Celebrity

Marcus Rashford Sets Up New Taskforce To End Child Food Poverty For Good

The footballer and activist’s latest move is a rallying cry for long-lasting change.

by Sophie McEvoy
James Williamson - AMA/Getty Images Sport/Getty Images

On June 15, Manchester United footballer Marcus Rashford called for the government to rethink its decision on not continuing free school meals over the summer. The following day, Prime Minister Boris Johnson announced a U-turn that would allow the scheme to continue throughout the school holidays. Three months on, Marcus Rashford has set his sights on a bigger target: the end of child food poverty in Britain through the Child Food Poverty Taskforce.

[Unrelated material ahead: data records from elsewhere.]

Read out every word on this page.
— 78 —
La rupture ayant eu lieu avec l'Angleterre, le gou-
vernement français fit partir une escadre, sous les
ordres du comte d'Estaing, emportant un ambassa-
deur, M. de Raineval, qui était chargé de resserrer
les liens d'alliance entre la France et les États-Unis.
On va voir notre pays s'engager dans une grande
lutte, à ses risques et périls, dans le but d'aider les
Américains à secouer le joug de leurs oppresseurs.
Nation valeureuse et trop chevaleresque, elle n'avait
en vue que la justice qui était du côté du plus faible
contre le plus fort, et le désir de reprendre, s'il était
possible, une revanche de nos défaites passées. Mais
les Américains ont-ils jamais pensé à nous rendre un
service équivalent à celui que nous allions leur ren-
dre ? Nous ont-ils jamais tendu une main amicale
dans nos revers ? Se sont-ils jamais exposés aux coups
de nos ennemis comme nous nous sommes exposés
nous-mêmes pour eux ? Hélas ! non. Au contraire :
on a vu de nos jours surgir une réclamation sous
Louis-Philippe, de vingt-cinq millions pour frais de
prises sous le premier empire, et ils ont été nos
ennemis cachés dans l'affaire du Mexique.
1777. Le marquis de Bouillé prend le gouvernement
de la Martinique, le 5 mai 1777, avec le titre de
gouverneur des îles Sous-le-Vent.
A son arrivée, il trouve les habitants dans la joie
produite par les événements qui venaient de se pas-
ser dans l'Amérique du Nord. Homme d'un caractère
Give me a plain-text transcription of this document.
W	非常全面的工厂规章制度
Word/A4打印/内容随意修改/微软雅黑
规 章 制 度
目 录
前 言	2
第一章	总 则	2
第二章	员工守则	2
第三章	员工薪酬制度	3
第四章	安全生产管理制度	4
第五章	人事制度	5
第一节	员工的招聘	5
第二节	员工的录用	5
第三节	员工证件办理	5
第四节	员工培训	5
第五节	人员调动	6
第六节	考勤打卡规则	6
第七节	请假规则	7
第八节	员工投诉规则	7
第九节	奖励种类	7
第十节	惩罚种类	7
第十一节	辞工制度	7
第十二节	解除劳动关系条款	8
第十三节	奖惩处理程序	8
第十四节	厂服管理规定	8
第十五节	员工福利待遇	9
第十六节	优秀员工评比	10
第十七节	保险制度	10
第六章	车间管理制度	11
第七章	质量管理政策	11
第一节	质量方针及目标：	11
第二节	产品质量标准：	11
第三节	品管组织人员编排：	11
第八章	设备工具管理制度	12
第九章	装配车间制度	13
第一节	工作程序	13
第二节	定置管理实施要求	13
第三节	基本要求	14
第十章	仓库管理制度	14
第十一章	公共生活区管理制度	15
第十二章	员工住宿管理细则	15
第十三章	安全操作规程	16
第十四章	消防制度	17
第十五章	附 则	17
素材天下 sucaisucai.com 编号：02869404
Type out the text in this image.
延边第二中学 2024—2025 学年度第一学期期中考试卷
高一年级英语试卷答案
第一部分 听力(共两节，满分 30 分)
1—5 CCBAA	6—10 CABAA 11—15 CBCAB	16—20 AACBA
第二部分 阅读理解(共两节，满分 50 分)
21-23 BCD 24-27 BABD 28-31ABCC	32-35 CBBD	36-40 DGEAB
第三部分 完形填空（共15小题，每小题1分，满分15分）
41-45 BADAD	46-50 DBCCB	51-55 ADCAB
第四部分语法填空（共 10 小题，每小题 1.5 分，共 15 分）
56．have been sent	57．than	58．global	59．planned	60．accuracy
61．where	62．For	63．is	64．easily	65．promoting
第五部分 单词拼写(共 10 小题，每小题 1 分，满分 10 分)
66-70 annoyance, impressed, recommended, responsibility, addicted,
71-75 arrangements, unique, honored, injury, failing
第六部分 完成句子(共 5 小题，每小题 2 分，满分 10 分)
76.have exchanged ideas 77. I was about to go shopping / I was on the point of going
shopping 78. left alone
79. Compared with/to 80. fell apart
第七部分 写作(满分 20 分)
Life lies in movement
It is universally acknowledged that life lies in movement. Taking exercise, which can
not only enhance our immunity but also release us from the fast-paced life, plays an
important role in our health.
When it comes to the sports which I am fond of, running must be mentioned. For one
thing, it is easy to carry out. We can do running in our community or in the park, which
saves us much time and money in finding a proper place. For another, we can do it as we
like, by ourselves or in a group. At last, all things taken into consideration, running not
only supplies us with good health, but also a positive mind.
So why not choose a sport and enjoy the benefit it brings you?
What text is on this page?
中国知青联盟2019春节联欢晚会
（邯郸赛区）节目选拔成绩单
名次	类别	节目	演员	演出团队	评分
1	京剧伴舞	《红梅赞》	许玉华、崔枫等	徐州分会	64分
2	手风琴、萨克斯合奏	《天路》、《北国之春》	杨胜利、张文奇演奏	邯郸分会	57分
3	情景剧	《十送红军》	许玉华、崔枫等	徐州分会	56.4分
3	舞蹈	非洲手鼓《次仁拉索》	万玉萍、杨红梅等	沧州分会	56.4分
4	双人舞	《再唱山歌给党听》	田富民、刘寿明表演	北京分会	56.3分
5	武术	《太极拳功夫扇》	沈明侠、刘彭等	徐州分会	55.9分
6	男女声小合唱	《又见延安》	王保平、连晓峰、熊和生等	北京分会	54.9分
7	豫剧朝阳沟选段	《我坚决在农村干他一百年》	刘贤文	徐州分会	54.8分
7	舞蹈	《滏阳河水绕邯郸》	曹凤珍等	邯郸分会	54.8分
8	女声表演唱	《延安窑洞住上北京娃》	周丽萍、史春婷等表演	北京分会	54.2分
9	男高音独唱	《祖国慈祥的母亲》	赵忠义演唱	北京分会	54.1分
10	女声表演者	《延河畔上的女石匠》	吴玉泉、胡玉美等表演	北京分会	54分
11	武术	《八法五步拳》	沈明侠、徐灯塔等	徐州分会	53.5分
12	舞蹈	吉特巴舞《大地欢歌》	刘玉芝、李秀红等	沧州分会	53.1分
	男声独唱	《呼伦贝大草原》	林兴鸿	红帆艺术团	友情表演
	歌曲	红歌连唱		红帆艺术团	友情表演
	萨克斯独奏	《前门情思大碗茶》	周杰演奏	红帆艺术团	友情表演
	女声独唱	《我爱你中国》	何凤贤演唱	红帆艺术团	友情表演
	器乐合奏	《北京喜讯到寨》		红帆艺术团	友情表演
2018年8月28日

Rashford has called on some of the UK's biggest food brands and charities –including Aldi, Tesco, Deliveroo and Kellogg’s – and set out three major new policy goals in what is a truly inspiring rallying cry for long-lasting change in the UK.

In a letter to MPs, Rashford noted how “food poverty is contributing to social unrest." Reflecting on meetings with families in need of the same support he counted on as a child, he described “watching a young boy keeping it together whilst his mother sobbed alongside him, feeling like he has to step up to protect his family and alleviate some of that worry. He was nine years old.”

“I know that feeling,” he wrote. “I remember the sound of my mum crying herself to sleep to this day, having worked a 14-hour shift, unsure how she was going to make ends meet. That was my reality.”

"We had to think about the best way to do it, to think about how these families can eat long term and not have any issues," Rushford added. Signed by the chief executives of the UK's biggest supermarkets, and food charities FareShare and Food Foundation, the scheme calls on the chancellor Rishi Sunak, to fund the implementation of three key policy recommendations from the National Food Strategy.

Commissioned by the government in 2019, the National Food Strategy aims "to help create a food system in the UK that is healthy, affordable, and sustainable," according to BBC News. Led by food entrepreneur Henry Dimbleby, it listed three recommendations for parliament to tackle food poverty in the UK – endorsed by Rashford's taskforce – and includes:

  1. Expansion of free school meals to every child from a household on universal credit or equivalent, reaching an additional 1.5 million seven to 16-year-olds.
  2. Expansion of holiday provision (food and activities) to support all children on free school meals, reaching an additional 1.1 million children.
  3. Increasing the value of the healthy start vouchers to £4.25 per week (from £3.10) and expanding into all those on universal credit or equivalent, reaching an additional 290,000 pregnant women and children under the age of four.

Rashford hopes that by raising these issues to the government and inciting change, the stigma surrounding child food poverty in the UK will change too. "I feel like at times people think they are being looked down on if they ask for help, and I think in this generation... that is something that should change," he told BBC Breakfast. "You should feel free if you want to ask for help for anything. Hold your head up high and if you need help go and get help."